Diagnosis. Acute syphilitic hepatitis is differentiated from hepatitis of other etiology; gummoany and cirrhotic process - with liver cancer and cirrhosis of other origin. Syphilitic hepatitis may be indicated by anamnesis data, positive reaction Wasserman, clinical features of the course of liver disease and other manifestations of syphilitic infection in a patient.

Treatment. Specific treatment: penicillin, mercury preparations, biyoquinol, iodine; with the use of novarsenol, care must be taken, especially in the presence of jaundice, since novarsenol itself can cause toxic hepatitis (see Acute Salvarsan Hepatitis). General regimen, diet and non-specific medicinal treatment, as in acute parenchymal hepatitis (see)

Prevention. Vigorous antisyphilitic treatment in initial stages diseases, as well as prevention, common with chronic hepatitis (see) and salvarsan hepatitis (see). With exacerbations of illness, fever, jaundice, the patient is temporarily disabled; during remission, with good health, compensated liver function - limited able-bodied: the patient should not overwork and do hard physical work (see Chronic hepatitis).

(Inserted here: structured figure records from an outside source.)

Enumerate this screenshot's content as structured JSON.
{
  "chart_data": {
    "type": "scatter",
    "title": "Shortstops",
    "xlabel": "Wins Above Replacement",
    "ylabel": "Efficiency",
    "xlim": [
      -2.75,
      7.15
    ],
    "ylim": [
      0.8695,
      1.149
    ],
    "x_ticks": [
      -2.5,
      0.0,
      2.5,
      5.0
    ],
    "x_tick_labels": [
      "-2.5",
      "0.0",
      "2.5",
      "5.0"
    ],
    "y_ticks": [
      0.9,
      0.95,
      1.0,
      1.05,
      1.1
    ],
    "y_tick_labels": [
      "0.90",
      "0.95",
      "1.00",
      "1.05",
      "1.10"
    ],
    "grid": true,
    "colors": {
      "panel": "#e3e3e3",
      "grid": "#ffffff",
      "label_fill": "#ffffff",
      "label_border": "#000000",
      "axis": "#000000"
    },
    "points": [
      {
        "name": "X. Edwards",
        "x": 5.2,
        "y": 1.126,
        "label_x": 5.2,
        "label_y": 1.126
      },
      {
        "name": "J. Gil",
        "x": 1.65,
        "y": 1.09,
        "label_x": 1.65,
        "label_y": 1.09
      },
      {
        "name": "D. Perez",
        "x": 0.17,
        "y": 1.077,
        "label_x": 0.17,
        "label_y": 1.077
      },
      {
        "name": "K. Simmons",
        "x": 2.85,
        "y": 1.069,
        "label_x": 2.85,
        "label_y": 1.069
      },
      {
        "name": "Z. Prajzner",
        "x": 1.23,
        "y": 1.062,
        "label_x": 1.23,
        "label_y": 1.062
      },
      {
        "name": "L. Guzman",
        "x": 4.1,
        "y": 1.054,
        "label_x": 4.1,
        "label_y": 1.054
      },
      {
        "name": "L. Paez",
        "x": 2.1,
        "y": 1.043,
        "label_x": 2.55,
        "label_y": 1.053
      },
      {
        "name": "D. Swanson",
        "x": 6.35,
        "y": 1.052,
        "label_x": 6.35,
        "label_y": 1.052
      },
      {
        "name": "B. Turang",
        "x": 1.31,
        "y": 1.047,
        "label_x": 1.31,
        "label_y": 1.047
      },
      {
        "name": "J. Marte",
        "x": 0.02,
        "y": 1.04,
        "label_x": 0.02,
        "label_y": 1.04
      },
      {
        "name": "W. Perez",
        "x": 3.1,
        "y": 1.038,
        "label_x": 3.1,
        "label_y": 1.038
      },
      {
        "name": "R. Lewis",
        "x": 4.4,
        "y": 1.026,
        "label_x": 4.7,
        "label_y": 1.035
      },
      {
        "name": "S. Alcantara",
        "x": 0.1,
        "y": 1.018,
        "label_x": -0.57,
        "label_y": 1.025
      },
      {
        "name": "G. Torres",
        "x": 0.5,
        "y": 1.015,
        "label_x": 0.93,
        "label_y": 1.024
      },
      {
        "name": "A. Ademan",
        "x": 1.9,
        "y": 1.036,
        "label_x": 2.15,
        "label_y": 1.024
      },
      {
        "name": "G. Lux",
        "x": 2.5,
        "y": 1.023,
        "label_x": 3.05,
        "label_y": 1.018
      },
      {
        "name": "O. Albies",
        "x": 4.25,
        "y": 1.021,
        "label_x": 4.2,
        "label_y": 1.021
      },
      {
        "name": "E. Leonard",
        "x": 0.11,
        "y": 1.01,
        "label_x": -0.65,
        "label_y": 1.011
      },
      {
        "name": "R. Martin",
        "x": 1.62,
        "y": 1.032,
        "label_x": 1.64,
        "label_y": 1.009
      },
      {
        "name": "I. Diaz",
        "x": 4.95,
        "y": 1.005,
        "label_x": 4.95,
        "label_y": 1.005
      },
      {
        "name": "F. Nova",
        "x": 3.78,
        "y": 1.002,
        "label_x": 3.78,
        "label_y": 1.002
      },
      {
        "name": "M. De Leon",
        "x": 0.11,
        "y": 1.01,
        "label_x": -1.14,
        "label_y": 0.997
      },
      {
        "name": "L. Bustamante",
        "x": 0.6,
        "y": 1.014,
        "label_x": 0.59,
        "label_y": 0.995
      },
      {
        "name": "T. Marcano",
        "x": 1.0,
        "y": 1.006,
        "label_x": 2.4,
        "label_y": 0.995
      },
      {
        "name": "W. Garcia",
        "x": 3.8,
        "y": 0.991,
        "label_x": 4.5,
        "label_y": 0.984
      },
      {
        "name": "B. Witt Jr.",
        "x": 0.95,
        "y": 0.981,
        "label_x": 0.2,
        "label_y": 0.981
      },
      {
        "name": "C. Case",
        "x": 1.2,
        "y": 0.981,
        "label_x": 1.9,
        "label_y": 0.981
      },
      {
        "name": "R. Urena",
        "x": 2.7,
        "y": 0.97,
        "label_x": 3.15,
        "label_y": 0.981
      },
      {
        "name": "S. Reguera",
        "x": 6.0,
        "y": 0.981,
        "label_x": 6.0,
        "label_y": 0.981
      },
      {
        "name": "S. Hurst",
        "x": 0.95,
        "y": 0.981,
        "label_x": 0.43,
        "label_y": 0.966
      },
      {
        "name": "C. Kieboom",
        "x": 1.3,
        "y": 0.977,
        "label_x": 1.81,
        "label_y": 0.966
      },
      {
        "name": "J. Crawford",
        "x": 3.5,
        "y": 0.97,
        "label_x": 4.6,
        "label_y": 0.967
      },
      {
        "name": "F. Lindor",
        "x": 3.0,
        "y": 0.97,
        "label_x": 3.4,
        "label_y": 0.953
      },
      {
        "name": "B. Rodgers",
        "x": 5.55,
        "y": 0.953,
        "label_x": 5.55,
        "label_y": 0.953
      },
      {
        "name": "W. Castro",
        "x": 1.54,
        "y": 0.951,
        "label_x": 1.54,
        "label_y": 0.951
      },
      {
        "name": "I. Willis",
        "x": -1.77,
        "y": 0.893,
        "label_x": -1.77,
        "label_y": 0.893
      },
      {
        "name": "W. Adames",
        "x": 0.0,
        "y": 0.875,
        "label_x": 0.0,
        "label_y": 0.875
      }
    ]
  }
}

Testing for HIV (AIDS), syphilis, hepatitis C and B is given when a person is being prepared for hospitalization, surgery, an impending pregnancy, before blood donation, after casual sexual contact, during regular examination of risk groups, and also if a person has symptoms indicating one of these diseases. A test for AIDS (HIV), syphilis and hepatitis allows you to differential diagnosis one disease from another, having decided on the subsequent therapy of the patient. However, due to the serious consequences for the body of infection with spirochetes, cases of a combination of these diseases are not uncommon.

With long-term therapy from pale treponema, syphilitic hepatitis develops, which can be caused both by the second stage of the disease and be an infectious-allergic reaction. Usually, liver diseases of various etiologies are combined under the name of hepatitis, while syphilis, affecting the liver, causes necrotic foci in it that disrupt the functioning of the organ, which is manifested by intense pain in the liver area, an increase in its density on palpation, and an increase in liver size. As the disease progresses to general symptoms joins itching and jaundice. Similar clinical picture observed at HIV infection leading to the development of AIDS.

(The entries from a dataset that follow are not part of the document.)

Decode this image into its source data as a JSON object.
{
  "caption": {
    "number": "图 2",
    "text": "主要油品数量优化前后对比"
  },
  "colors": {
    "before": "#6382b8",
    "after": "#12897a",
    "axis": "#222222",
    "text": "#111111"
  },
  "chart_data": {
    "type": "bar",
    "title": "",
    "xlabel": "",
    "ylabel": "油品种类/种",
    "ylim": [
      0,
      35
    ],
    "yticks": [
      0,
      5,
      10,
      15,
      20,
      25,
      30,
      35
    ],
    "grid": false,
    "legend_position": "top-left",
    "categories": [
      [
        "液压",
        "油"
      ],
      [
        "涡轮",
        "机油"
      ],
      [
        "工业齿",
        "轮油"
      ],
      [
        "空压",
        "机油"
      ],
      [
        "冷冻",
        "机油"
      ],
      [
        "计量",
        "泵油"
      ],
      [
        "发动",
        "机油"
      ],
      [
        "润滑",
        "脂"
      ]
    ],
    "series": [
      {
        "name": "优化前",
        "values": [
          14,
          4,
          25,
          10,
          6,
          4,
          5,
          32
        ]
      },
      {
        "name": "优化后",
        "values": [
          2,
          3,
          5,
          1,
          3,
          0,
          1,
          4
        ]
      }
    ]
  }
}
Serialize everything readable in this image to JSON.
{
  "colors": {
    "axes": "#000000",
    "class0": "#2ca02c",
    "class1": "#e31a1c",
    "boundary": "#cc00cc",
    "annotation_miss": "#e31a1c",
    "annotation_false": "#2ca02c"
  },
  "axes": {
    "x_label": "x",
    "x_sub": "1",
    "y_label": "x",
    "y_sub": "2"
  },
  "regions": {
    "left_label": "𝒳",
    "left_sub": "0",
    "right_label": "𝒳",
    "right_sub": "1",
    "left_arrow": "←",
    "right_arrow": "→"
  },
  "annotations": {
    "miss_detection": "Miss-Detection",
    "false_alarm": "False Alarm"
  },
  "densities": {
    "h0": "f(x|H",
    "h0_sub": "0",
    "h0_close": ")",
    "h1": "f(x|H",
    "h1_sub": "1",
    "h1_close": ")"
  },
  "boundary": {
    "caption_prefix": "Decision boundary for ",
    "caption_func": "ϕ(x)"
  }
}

If a patient has, in addition to syphilis, hepatitis or HIV infection (AIDS), the doctor most often prescribes treatment, focusing on a disease that can cause more harm to the body, that is, first of all, they try to remove pale treponema from the body, and only then proceed to treatment liver. Such a therapeutic tactic is justified in most cases, but it should be borne in mind that in the process the fight against antibiotics with spirochetes, the liver will be subjected to additional stress, and the processes of its destruction will accelerate. In this regard, during therapy, both with liver damage and without it, patients are advised to refrain from drinking alcohol and pay due attention to proper nutrition.

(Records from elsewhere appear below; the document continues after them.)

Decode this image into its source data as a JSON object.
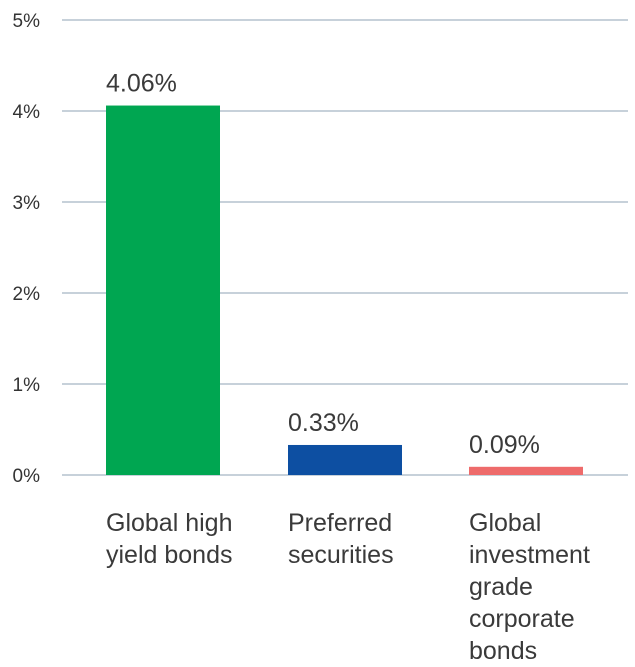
{
  "chart_data": {
    "type": "bar",
    "categories": [
      "Global high yield bonds",
      "Preferred securities",
      "Global investment grade corporate bonds"
    ],
    "category_lines": [
      [
        "Global high",
        "yield bonds"
      ],
      [
        "Preferred",
        "securities"
      ],
      [
        "Global",
        "investment",
        "grade",
        "corporate",
        "bonds"
      ]
    ],
    "values": [
      4.06,
      0.33,
      0.09
    ],
    "data_labels": [
      "4.06%",
      "0.33%",
      "0.09%"
    ],
    "colors": [
      "#00a651",
      "#0d4fa2",
      "#ee6b6b"
    ],
    "y_ticks": [
      0,
      1,
      2,
      3,
      4,
      5
    ],
    "y_tick_labels": [
      "0%",
      "1%",
      "2%",
      "3%",
      "4%",
      "5%"
    ],
    "ylim": [
      0,
      5
    ],
    "grid": true,
    "grid_color": "#8fa3b5",
    "title": "",
    "xlabel": "",
    "ylabel": ""
  }
}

However, it should be borne in mind that the analysis for syphilitic hepatitis may be false positive in more than 20% of cases, which is associated with tumors, hepatocholecystitis, cirrhosis of alcoholic origin, HIV and some other diseases. Therefore, in order to be sure that the liver damage was caused by a syphilitic factor (syphilis), they are guided by the data of RIBT, RIF and the results of trial therapy.